Mark Kariya – California
"Ron Purvines has asked me to shoot the autograph stock for his off-road race team for the past few years, and I think this shot is probably my favorite of all. This is from the 2015 shoot in Laughlin, Nevada, when the team was still on Betas and I think this was the last location of the day before the guys had to hustle over to get signed up for the Best in the Desert race taking place the following morning. Being later in the day, the light was about perfect and as I walked around looking for a final location to shoot, the hills in the distance caught my eye, so I had the guys start burning in a turn. After several passes by everyone, this final one by Nick Burson just clicked in every way. Technical data: Nikon D3 with 70-200mm f/2.8 Nikkor VR and three Nikon speedlights; probably 1/250th @ f/8, ISO 100."
"At the last ISDE in Finland, I'd heard about a huge boulder section in the forest so the next day I drove to the general area in my rental car and hiked in. It was worth it. There was a good variety of not only boulders but beautiful Scandinavian forest so not every shot would be the same. In this particular section, it was dark enough for me to experiment with slower shutter speeds as well, and I got a number of good results. Jerry B liked this one the best; it's of Team USA's Ben Smith cruising through the mud, ruts, roots and moss-covered rocks like it was another day on the trail back home in New York.
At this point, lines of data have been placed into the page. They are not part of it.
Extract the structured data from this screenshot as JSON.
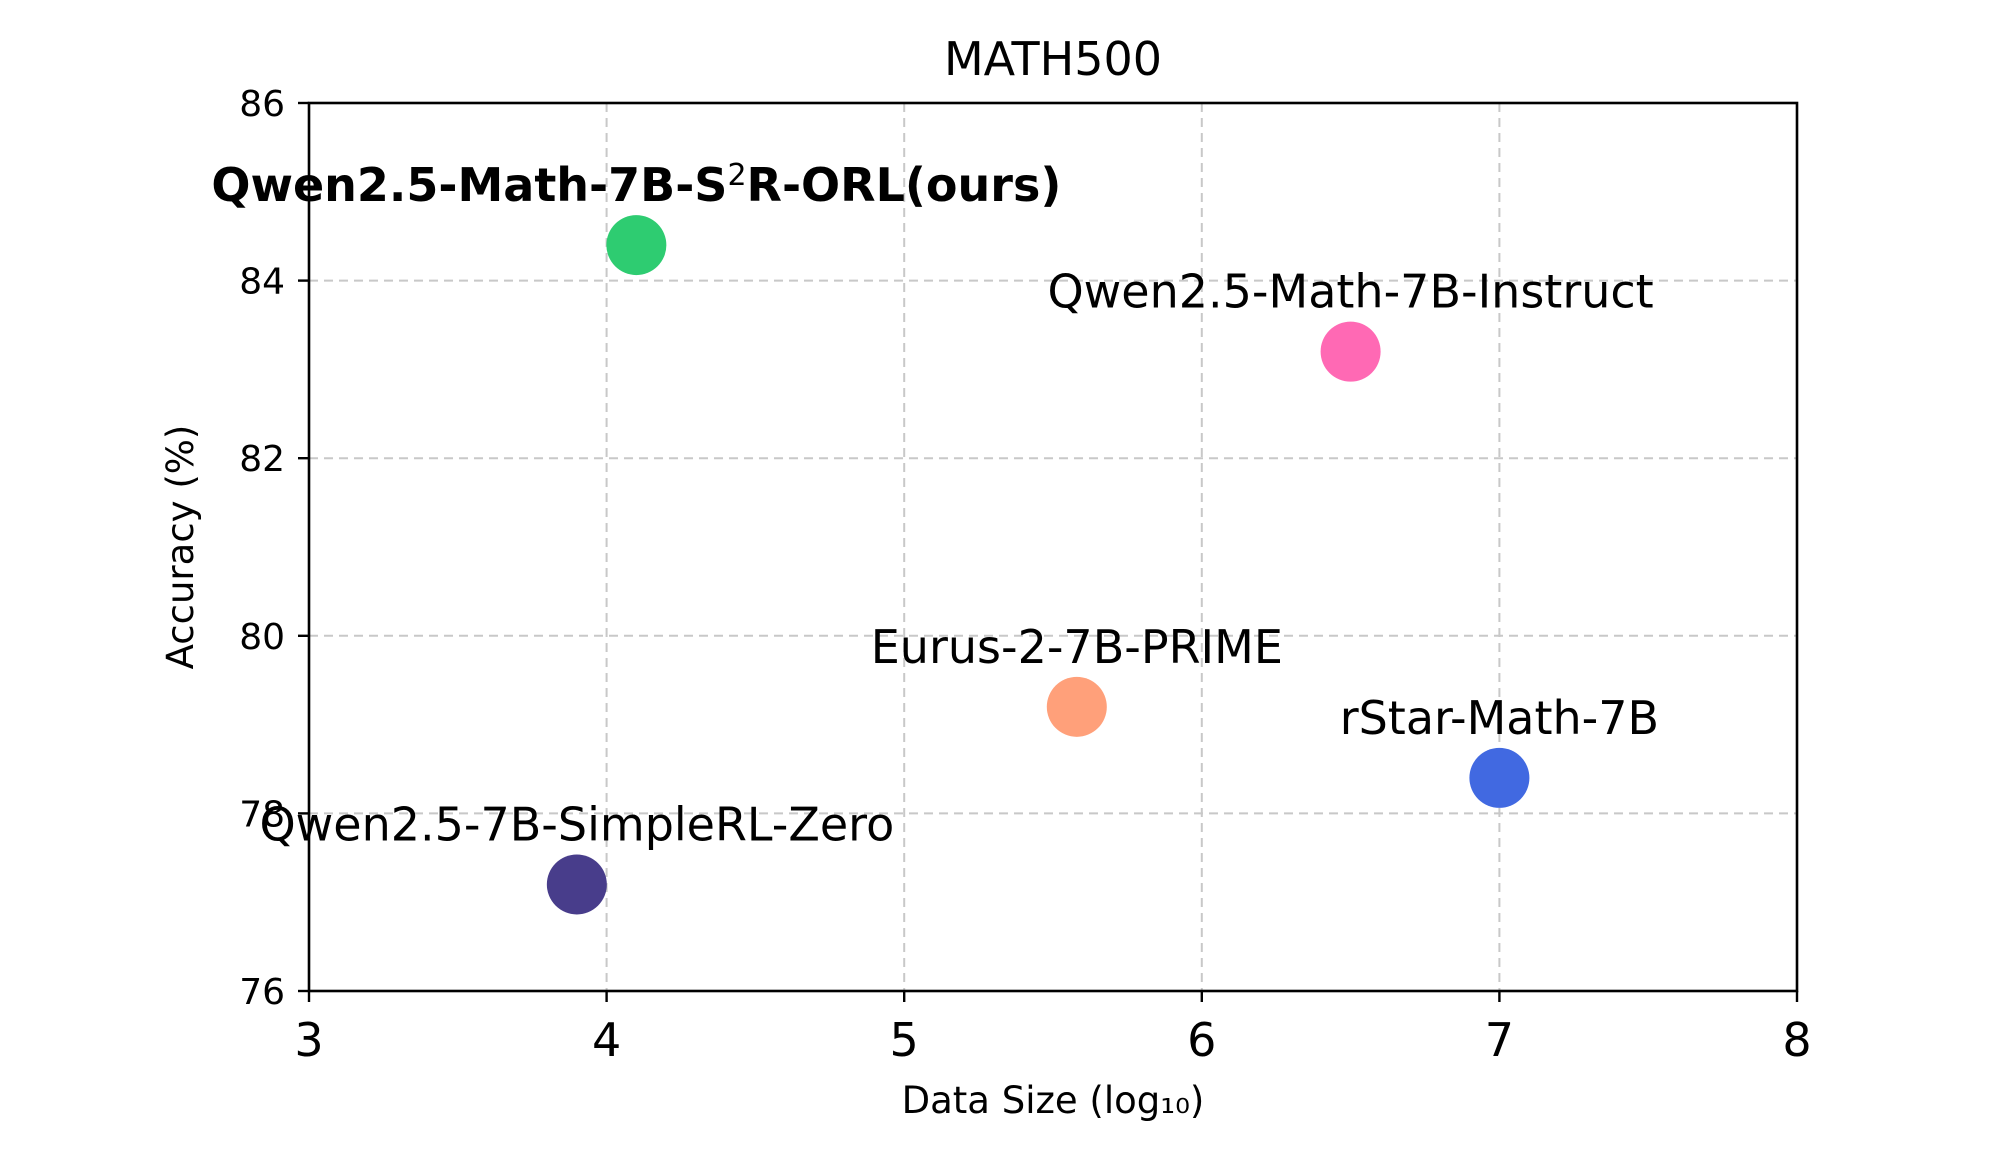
{
  "chart_data": {
    "type": "scatter",
    "title": "MATH500",
    "xlabel": "Data Size (log₁₀)",
    "ylabel": "Accuracy (%)",
    "xlim": [
      3,
      8
    ],
    "ylim": [
      76,
      86
    ],
    "xticks": [
      3,
      4,
      5,
      6,
      7,
      8
    ],
    "yticks": [
      76,
      78,
      80,
      82,
      84,
      86
    ],
    "grid": true,
    "points": [
      {
        "label": "Qwen2.5-Math-7B-S²R-ORL(ours)",
        "label_parts": [
          "Qwen2.5-Math-7B-S",
          "2",
          "R-ORL(ours)"
        ],
        "x": 4.1,
        "y": 84.4,
        "color": "#2ecc71",
        "bold": true
      },
      {
        "label": "Qwen2.5-Math-7B-Instruct",
        "x": 6.5,
        "y": 83.2,
        "color": "#ff69b4",
        "bold": false
      },
      {
        "label": "Eurus-2-7B-PRIME",
        "x": 5.58,
        "y": 79.2,
        "color": "#ffa07a",
        "bold": false
      },
      {
        "label": "rStar-Math-7B",
        "x": 7.0,
        "y": 78.4,
        "color": "#4169e1",
        "bold": false
      },
      {
        "label": "Qwen2.5-7B-SimpleRL-Zero",
        "x": 3.9,
        "y": 77.2,
        "color": "#483d8b",
        "bold": false
      }
    ]
  }
}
Technical data (guessing since I don't have the file at the moment): Nikon D3 with Nikkor 17-35mm f/2.8, three Nikon speedlights, ISO 100, 1/30th @ f/4.5."
Marc Jones – Australia
"There's no better feeling than finding yourself on the podium after a hard day’s work, cracking the champagne and showering your fellow competitors. For this photo, I tried to create the feeling of being a part of the celebration and make the viewer feel like they're about to be showered themselves. I positioned myself directly between the riders and the sun, using a flash to light up the foreground without overexposing the sky. I walked away from the situation both pleased, and extremely sticky."
"Nothing went right this day. I was meant to arrive at the FMX compound a couple of hours before sunset but several things got in my way and I arrived for the final moments of the sun going down. In the heat of the moment, I scrambled my flashes together and tried to make the most of the final light but was simply too late. Being in Wagga Wagga, light pollution is quite low, to the point where the stars are quite visible. This got me thinking about putting together a double exposure. I shot Tom Robinson performing a Cordova flip using flash and darkening the rest of the scene, then set my camera up on a tripod and took a long exposure and merged them in post-production. The result is what I consider my best ever work."
"It was a long hot day, and Ryan Brown had been riding most of it. The sun was going down and the idea of some great sunset imagery sparked life into him and we set out to make the most of the colourful sky. I tried several compositions, shot it both tight and wide and wasn't happy with what I'd taken. I set up some flashes on the down ramp hoping to expose both Ryan and the sky perfectly. I jumped into a tractor bucket and was elevated 5 meters in the air ready for the shot. Ryan came in and did a few different tricks and the shots were OK, but far from amazing. The sky wasn't popping in the background as much as I liked. He came around one more time and pulled off a huge Ruler Flip, quite large for him at the time. I took the shot and was chimping away only to realise my flash hadn't gone off. What I was left with was an amazing silhouette shot which was the perfect way to wrap up the day. The photo has since won several competitions including the US Digital Photo Sports and Leisure Competition best photo overall."